Sedang aku sendiri, di umur yang menginjak angka dua satu, rasanya mesti banyak
belajar soal penerimaan macam begitu.
Aku menerka-nerka sesekali: lantas kemarin, apa juga hari
ini yang sudah pasti, yang telanjang bulat dan menari-nari? Sedang terhadap
yang telanjang itu, kita tak serta merta terangsang. Manusia selalu tertarik
pada hal yang transenden sekaligus yang imanen. Yang jauh sekaligus yang dekat.
Mirip Tuhan, sebelum kita tanyai dan setelahnya tetap bisu. Kejelasan,
seringkali kita rengek-rengek. Tapi ia tak habis direngek-rengek.
Bintang-bintang yang jauh dan rambut yang dekat jadi sama menjengkelkannya.
Mereka sama-sama bungkam, mengelak ditanya jumlah. Kita yang kerap menjebak
diri di angka-angka tak lekas sadar kalau dalam banyak peristiwa mawas diri
begitu penting.
Betapa cepat waktu berlalu, Jelita tetap setia, masih setia.

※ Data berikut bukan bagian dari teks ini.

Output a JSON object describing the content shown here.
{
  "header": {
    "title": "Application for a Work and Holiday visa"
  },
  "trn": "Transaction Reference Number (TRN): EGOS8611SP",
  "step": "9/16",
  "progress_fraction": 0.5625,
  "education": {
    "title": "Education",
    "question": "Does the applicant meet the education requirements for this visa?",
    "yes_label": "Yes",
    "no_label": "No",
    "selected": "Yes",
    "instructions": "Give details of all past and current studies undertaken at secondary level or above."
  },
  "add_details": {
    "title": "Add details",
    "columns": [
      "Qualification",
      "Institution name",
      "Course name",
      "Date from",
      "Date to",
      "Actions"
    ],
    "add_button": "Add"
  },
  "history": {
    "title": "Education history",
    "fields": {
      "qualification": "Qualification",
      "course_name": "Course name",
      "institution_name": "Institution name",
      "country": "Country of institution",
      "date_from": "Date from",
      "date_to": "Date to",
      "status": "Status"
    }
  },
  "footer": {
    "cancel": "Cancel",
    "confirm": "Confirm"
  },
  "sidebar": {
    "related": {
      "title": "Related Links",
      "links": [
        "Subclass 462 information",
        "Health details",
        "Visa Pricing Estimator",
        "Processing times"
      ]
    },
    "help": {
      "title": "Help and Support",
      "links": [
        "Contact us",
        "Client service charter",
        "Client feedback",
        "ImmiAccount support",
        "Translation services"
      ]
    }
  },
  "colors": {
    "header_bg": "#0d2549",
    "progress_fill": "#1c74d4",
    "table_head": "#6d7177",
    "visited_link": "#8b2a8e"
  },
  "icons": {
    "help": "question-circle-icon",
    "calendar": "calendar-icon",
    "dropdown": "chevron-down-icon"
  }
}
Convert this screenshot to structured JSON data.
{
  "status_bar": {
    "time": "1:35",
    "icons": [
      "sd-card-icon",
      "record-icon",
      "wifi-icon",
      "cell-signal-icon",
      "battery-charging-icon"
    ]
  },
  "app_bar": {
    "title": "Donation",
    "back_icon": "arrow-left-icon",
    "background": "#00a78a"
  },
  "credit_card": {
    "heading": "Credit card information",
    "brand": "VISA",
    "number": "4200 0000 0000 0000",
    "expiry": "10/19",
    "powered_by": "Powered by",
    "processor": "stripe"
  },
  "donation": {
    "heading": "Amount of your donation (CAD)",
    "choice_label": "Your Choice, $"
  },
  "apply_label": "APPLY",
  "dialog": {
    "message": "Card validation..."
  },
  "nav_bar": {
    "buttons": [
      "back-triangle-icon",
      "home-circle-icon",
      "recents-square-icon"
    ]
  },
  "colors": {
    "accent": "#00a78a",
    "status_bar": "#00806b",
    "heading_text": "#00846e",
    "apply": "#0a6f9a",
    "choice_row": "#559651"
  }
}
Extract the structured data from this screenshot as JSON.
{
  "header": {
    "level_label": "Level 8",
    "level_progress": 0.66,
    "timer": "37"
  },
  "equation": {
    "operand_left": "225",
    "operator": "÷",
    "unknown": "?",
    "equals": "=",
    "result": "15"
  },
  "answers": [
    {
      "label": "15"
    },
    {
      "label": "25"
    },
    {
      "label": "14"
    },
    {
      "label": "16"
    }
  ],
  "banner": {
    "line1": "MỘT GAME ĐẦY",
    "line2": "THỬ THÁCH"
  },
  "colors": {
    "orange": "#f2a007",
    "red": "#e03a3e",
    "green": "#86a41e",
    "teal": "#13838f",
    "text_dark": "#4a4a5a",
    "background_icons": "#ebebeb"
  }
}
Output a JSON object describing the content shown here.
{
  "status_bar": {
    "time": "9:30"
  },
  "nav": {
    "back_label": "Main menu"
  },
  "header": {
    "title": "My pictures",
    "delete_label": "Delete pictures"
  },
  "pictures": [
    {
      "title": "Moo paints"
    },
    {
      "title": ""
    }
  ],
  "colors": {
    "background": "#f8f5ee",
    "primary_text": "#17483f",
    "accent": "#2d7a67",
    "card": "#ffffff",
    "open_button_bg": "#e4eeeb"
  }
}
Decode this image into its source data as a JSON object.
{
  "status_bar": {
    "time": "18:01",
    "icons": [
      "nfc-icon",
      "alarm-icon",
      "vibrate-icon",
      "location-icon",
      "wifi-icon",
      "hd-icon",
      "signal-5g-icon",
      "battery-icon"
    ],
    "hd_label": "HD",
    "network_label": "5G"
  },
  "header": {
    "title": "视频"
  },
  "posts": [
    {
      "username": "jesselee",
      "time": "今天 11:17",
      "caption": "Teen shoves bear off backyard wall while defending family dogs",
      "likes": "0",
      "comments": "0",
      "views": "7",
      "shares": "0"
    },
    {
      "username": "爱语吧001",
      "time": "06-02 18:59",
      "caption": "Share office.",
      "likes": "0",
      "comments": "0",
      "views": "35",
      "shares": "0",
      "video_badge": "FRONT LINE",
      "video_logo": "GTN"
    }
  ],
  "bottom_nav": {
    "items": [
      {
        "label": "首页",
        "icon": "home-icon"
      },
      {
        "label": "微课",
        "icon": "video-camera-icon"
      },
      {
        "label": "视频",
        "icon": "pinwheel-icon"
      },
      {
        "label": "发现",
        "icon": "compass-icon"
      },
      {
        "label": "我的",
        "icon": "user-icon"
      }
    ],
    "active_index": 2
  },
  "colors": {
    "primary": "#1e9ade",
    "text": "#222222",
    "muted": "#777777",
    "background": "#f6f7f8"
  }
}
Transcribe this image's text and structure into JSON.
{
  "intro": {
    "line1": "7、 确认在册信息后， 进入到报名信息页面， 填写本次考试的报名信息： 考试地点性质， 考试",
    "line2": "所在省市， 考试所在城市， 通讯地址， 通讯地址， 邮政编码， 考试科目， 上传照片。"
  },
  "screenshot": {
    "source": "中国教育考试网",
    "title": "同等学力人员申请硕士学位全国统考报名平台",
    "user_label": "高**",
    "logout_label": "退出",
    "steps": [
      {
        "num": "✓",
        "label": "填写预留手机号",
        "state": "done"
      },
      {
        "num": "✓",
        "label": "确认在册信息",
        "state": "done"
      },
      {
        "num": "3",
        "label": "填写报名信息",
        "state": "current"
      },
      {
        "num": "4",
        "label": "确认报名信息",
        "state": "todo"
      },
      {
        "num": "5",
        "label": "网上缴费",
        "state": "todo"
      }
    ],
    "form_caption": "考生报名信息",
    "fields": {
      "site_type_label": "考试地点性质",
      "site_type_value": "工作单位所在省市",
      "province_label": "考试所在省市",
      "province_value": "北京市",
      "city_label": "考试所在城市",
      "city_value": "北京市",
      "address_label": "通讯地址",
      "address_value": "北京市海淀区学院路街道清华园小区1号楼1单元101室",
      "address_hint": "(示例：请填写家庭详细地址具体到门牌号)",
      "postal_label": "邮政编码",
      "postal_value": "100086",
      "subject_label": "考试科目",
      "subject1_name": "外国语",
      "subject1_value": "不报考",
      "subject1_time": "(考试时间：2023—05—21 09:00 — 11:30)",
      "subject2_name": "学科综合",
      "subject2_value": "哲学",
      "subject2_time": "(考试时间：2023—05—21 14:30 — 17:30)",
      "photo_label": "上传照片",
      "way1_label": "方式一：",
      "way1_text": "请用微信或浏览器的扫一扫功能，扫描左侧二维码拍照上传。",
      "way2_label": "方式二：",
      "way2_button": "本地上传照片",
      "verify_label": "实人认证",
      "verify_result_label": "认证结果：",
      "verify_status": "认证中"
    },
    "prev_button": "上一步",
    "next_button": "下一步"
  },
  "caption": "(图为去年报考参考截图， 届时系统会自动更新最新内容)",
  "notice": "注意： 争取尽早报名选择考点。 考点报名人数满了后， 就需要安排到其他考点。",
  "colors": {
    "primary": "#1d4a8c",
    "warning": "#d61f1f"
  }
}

Kemarin sore ibu masih mengandung aku, belum buru-buru pergi ke Rumah Sakit Kasih
Ibu di Karanganyar. Kemarinnya, aku baru tamat SD dan menyapa penjaja kue lopis
di depan sekolah, kini penjaja itu tiada, menyerah pada umurnya. Kemarinnya
lagi, aku masih menemani kekasih lamaku membeli majalah tentang tata estetik rumah yang
baik, ia memang menyukai segala hal soal dekorasi rumah. Kemarinnya lagi-lagi, aku menahan haru melihat bapak berdiri mengantarku
di depan pintu keberangkatan di Cengkareng. Kemarinnya lagi-lagi-lagi aku bercermin dan mengetawai uban yang kian membuatku tampak dewasa, meski baru lahir kemarin
sore.
Di bulan Maret yang penuh berkat, bagiku, sedikit banyak
kusyukuri apa-apa yang selama ini sudah kudapat dengan mudah maupun susah
payah. Dua tahun lalu di tanggal yang sama kukatakan: hari ini tanggal tiga puluh
bulan Maret, mestinya bukan lagi mimpi-mimpi, tapi mimpi-mimpi yang sengaja
dijadikan hidup. Yang hari ini dua tahun lalu sudah jadi kemarin sore hari ini.
Kuucapkan syukur untuk hari ini yang akan jadi kemarin bagi besok itu, dan
tentu kepada jelita juga.
Kepadaku, kuucapkan selamat ulang tahun keduapuluh satu.
Dua dekade kemarin mesti disyukuri satu-satu.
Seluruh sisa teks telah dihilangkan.